The MCP server also exposes canonical docs:// resources for agents that already know the exact target they want to load. These resources complement the tools:

  • Use tools for discovery
  • Use resources for deterministic page loading

Available resource patterns:

  • docs://schema
  • docs://namespace/root
  • docs://namespace/{name}
  • docs://type/{full_name}
  • docs://member/{full_name}
  • docs://guide/{path}

Examples:

docs://namespace/Sandbox
docs://type/Sandbox.Component
docs://member/Sandbox.Component.OnUpdate
docs://guide/scene/components

Resources return compact TOON documentation pages.
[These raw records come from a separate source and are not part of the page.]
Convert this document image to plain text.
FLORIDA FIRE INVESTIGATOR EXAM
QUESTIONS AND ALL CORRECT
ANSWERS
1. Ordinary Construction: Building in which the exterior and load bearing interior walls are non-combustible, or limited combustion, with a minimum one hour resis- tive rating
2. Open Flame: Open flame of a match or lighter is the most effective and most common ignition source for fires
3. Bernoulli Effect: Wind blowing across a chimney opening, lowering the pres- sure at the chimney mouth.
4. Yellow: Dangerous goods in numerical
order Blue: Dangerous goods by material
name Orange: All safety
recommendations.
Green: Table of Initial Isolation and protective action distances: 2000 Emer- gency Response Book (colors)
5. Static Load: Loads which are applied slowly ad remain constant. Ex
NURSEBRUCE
Resource wrappers omit transport-only metadata such as the resource MIME type and repeated URI. Depending on the resource, the payload can include:

  • Summary and description
  • Exact signatures and declarations
  • Parameters, return types, and return documentation
  • Examples
  • Child namespaces, member listings, related guide links, and related API symbol links

Typical usage:

  1. Use search_docs to identify relevant handles
  2. Use read_doc to read the matching docs://type/..., docs://member/..., or docs://guide/... handle
  3. Use the TOON resource payload as the canonical page for that API element or guide

How Agents Use It

For a question like "How do I update a custom component every frame?", a well behaved agent will usually:

  1. Use search_docs with a query like component update every frame
  2. Use read_doc on the best returned handle
  3. Inspect the references and their tip fields
  4. Use read_doc again on relevant guide, type, or member handles
  5. Repeat until it has enough exact API contracts and guide context to answer

That is the intended MCP interaction model: search broadly, inspect the right symbol, then combine exact API pages with related Guides when the answer needs more than just signatures.